Vidiadhar Surajprasad (V. S.) Naipaul was born in the rural town of Chaguanas in Trinidad in 1932. He was descended from Hindus who had migrated from India to Trinidad under the British colonial system of indentured labor. His father, Seepersad Naipaul, was a journalist from humble origins who married into a far wealthier family (providing the inspiration for Naipaul’s novel
A House for Mr. Biswas). At the age of 16, Naipaul was awarded a scholarship that allowed him to travel to England to study English literature at the University of Oxford. During his studies at Oxford, he started to write for the BBC’s program
Caribbean Voices. In 1955, he married an Englishwoman, Patricia Ann Hale. This marriage lasted until 1994, although it was deeply troubled because of Naipaul’s abuse and infidelity. Naipaul’s first novels,
The Mystic Masseur (1957) and
The Suffrage of Elvira (1958), as well as his short story collection
Miguel Street (1959), are focused on life in colonial Trinidad.
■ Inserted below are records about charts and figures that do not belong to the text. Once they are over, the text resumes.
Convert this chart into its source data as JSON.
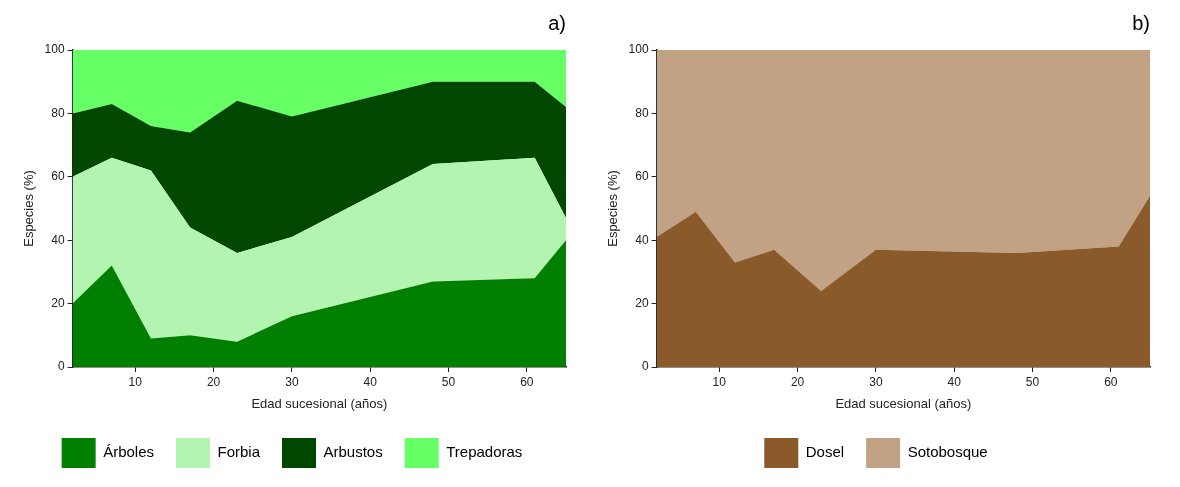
{
  "chart_data": [
    {
      "type": "area",
      "title": "a)",
      "xlabel": "Edad sucesional (años)",
      "ylabel": "Especies (%)",
      "stacked": true,
      "x": [
        2,
        7,
        12,
        17,
        23,
        30,
        48,
        61,
        65
      ],
      "xlim": [
        2,
        65
      ],
      "xticks": [
        10,
        20,
        30,
        40,
        50,
        60
      ],
      "ylim": [
        0,
        100
      ],
      "yticks": [
        0,
        20,
        40,
        60,
        80,
        100
      ],
      "grid": false,
      "legend": "bottom",
      "series": [
        {
          "name": "Árboles",
          "color": "#007f00",
          "values": [
            20,
            32,
            9,
            10,
            8,
            16,
            27,
            28,
            40
          ]
        },
        {
          "name": "Forbia",
          "color": "#b3f5b0",
          "values": [
            40,
            34,
            53,
            34,
            28,
            25,
            37,
            38,
            7
          ]
        },
        {
          "name": "Arbustos",
          "color": "#004700",
          "values": [
            20,
            17,
            14,
            30,
            48,
            38,
            26,
            24,
            35
          ]
        },
        {
          "name": "Trepadoras",
          "color": "#66ff66",
          "values": [
            20,
            17,
            24,
            26,
            16,
            21,
            10,
            10,
            18
          ]
        }
      ]
    },
    {
      "type": "area",
      "title": "b)",
      "xlabel": "Edad sucesional (años)",
      "ylabel": "Especies (%)",
      "stacked": true,
      "x": [
        2,
        7,
        12,
        17,
        23,
        30,
        48,
        61,
        65
      ],
      "xlim": [
        2,
        65
      ],
      "xticks": [
        10,
        20,
        30,
        40,
        50,
        60
      ],
      "ylim": [
        0,
        100
      ],
      "yticks": [
        0,
        20,
        40,
        60,
        80,
        100
      ],
      "grid": false,
      "legend": "bottom",
      "series": [
        {
          "name": "Dosel",
          "color": "#8b5a2b",
          "values": [
            41,
            49,
            33,
            37,
            24,
            37,
            36,
            38,
            54
          ]
        },
        {
          "name": "Sotobosque",
          "color": "#c2a284",
          "values": [
            59,
            51,
            67,
            63,
            76,
            63,
            64,
            62,
            46
          ]
        }
      ]
    }
  ]
}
His first major critically acclaimed work was
A House for Mr. Biswas (1961), which focused on the main character’s struggle for personal identity and independence, symbolized by his desire to own his own house. The short story collection
In a Free State (1971), which won the prestigious Booker Prize, is set across multiple countries;
Guerillas (1975) focuses on a failed uprising on a Caribbean island; and
A Bend in the River (1979) is a pessimistic depiction of a newly-independent African nation. Naipaul also wrote several other short story collections and novels, as well as many nonfiction books, especially travel books. In 1995, Naipaul’s wife Patricia died of cancer, and Naipaul soon broke off his affair with the Anglo-Argentine woman Margaret Murray Gooding, with whom he had been involved since 1972. He then married Nadira Khannum Alvi, a Pakistani journalist; their marriage lasted until his death in 2018.